Olimpiada / Kolarstwo: Annemiek van Vleuten, która wczoraj źle upadła podczas ostatniego zjazdu olimpijskiego wyścigu szosowego, napisała tego wieczoru na Twitterze i wyraziła się jasno o swoim stanie zdrowia. Jak na okoliczności ma się dobrze, największym rozczarowaniem w tej chwili jest odejście.
To był wstrząsający moment dla fanów kolarstwa i nowicjuszy w tym sporcie podczas transmisji na żywo z wyścigu szosowego kobiet w Rio de Janeiro. Prowadząca 33-letnia Annemiek van Vleuten z Holandii wpadła w poślizg na zakręcie niebezpiecznego zjazdu do Fort Copacabana i uderzyła głową w krawężnik. Van Vleuten leżał nieruchomo, gdy mijali innych jeźdźców. Nie tylko jadąca bezpośrednio za nią Amerykanka Mara Abbott była wyraźnie zdenerwowana tym widokiem, zwłaszcza rodaczka van Vleutena i późniejsza zwyciężczyni Anna van der Breggen była w szoku. „Kiedy zobaczyłem Annemika leżącego na poboczu drogi, byłem w szoku. Trochę to trwało, ale jakoś musiało się udać. Emma (Johansson) zatrzymała się obok mnie i powiedziała: „Chodź, zróbmy to dla Anne”.
Jestem teraz w szpitalu z kilkoma urazami i złamaniami, ale wszystko będzie dobrze. Przede wszystkim bardzo rozczarowany po najlepszym wyścigu w mojej karierze.

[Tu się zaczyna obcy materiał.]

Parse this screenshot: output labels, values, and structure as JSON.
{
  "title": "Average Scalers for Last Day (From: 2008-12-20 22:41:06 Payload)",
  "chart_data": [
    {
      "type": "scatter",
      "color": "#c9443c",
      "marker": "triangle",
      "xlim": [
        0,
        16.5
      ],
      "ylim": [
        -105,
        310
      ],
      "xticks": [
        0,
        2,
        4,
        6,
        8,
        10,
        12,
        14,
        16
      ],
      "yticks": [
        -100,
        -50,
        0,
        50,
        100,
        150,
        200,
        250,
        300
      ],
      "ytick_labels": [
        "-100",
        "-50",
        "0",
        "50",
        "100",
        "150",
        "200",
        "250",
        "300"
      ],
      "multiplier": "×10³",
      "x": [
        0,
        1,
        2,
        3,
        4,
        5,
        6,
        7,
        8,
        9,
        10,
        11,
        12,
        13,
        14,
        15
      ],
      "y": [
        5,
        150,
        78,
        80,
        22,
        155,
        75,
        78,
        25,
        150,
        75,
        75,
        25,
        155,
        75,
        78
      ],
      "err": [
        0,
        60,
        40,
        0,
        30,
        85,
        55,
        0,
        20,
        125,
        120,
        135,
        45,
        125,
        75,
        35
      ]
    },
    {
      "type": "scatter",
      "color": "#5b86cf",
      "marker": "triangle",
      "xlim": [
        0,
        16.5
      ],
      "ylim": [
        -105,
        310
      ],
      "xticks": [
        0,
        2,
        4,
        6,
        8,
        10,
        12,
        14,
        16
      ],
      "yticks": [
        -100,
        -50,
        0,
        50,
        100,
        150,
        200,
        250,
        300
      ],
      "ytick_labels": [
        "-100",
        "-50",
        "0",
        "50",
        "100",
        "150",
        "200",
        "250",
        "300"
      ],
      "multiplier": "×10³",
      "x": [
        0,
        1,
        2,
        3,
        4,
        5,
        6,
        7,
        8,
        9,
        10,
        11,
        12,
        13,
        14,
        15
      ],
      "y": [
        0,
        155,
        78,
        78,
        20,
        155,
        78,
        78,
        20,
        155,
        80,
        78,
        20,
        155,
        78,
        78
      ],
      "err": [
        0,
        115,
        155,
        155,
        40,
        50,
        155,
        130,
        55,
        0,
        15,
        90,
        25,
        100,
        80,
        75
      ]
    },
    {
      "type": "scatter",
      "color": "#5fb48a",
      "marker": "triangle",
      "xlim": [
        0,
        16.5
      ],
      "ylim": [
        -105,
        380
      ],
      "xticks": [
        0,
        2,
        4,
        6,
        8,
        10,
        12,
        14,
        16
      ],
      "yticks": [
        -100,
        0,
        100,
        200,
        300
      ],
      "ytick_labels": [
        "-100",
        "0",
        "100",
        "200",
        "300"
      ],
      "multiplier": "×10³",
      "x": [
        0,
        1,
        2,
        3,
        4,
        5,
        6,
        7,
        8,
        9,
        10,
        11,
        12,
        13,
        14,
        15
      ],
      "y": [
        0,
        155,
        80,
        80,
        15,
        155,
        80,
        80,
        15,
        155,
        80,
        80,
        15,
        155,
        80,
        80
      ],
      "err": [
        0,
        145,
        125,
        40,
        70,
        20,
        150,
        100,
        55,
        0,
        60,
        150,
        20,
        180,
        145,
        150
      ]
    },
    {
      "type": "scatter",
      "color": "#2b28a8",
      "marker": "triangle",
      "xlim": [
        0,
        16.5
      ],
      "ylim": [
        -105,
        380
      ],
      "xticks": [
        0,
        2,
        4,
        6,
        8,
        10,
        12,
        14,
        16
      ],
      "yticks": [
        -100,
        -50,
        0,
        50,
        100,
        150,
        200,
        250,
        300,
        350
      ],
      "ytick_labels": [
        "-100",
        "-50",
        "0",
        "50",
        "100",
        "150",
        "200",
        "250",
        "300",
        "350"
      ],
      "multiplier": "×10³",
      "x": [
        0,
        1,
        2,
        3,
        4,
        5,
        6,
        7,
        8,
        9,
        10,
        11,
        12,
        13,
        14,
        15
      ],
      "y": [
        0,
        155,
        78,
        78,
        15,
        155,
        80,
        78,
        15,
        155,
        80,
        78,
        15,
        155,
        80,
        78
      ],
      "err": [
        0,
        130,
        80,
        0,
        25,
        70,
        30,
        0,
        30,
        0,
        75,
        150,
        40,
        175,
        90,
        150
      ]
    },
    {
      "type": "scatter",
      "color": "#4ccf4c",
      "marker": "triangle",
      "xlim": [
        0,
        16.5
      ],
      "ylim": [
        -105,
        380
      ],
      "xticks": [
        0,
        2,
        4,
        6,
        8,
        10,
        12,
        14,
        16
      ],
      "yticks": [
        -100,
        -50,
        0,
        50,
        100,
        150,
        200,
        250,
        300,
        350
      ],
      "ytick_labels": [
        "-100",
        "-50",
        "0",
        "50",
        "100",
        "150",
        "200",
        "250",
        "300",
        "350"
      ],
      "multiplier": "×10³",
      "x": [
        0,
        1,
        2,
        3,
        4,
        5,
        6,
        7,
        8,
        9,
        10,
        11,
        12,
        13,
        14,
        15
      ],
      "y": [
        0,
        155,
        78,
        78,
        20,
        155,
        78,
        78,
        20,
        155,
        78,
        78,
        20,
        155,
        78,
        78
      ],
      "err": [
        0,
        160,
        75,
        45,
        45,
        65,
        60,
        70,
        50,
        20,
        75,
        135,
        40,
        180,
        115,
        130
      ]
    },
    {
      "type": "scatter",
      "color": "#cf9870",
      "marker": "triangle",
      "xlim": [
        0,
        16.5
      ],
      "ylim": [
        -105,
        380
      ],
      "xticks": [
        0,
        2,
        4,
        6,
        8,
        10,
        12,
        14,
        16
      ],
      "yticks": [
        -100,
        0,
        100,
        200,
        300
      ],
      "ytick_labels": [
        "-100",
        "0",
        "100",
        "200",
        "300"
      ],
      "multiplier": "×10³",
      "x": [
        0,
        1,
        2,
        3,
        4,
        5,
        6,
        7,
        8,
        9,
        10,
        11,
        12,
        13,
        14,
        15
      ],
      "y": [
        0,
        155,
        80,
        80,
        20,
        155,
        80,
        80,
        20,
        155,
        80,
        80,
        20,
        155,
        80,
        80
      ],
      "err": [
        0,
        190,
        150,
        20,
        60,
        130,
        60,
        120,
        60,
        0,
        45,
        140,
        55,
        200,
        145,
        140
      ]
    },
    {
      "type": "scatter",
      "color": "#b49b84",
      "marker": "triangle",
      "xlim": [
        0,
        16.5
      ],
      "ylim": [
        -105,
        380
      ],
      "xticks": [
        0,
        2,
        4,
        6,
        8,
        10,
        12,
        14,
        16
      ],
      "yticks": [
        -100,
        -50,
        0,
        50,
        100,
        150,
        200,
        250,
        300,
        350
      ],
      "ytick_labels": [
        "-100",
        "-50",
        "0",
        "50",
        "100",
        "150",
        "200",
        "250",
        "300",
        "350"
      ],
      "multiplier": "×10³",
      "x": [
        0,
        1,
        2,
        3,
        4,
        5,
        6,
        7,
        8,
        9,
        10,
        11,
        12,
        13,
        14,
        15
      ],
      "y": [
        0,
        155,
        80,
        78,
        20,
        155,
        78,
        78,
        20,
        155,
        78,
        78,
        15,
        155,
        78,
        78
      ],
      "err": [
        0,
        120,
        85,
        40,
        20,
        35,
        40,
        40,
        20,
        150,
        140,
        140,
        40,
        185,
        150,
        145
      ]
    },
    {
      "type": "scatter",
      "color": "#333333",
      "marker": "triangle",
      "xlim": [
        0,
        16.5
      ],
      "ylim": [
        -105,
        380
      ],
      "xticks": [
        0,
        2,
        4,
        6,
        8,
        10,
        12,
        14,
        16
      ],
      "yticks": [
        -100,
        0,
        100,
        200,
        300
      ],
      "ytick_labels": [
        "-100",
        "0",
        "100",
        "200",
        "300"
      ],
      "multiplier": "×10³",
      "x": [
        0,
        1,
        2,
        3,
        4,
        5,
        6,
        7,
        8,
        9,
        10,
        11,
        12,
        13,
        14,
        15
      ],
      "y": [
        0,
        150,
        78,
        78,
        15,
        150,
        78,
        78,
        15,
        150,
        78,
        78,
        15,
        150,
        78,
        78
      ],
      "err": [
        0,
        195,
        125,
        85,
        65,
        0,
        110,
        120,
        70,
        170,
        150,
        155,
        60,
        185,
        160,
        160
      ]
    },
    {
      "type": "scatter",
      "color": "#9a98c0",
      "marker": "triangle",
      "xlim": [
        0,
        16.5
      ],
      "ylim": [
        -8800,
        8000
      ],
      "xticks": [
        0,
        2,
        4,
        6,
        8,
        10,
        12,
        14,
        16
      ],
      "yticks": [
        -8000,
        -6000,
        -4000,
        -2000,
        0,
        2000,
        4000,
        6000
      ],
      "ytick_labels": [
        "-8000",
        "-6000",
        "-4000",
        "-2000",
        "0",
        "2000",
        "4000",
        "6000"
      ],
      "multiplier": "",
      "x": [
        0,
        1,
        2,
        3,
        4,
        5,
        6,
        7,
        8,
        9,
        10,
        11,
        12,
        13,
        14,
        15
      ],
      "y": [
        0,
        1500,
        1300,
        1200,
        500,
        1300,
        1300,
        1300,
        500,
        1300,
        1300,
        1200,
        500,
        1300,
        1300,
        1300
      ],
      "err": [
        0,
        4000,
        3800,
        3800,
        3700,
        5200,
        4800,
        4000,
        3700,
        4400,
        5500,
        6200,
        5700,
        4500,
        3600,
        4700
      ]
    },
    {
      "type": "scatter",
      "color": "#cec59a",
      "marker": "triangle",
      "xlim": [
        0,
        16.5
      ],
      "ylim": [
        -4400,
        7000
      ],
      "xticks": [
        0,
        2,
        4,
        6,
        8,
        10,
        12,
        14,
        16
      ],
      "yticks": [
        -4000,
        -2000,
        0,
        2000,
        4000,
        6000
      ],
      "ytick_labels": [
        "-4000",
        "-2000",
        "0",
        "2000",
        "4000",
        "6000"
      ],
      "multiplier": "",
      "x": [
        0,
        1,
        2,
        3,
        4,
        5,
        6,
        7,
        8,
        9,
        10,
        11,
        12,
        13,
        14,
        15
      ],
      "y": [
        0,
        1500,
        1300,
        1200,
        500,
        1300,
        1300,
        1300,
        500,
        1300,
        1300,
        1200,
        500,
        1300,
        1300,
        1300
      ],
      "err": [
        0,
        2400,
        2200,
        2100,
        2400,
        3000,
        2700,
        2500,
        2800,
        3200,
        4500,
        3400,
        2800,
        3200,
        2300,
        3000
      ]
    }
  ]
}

— Annemiek van Vleuten (@AvVleuten) 8. Sierpnia 2016
Przez chwilę obawiano się najgorszego - kilka minut po zakończeniu wyścigu holenderskie media podały, że kobieta, która upadła, odzyskała przytomność, a holenderska federacja kolarska również powiedziała, że wszystko jest w porządku, biorąc pod uwagę okoliczności. W nocy sam van Vleuten zabrał głos na Twitterze. „Jestem teraz w szpitalu z kilkoma urazami i złamanymi kośćmi, ale wszystko będzie dobrze. Przede wszystkim jestem bardzo rozczarowany po najlepszym wyścigu w mojej karierze.
To zajmie trochę czasu, ale Annemiek van Vleuten wkrótce zda sobie sprawę, jakie miała szczęście. W każdym razie życzymy szybkiego i całkowitego powrotu do zdrowia!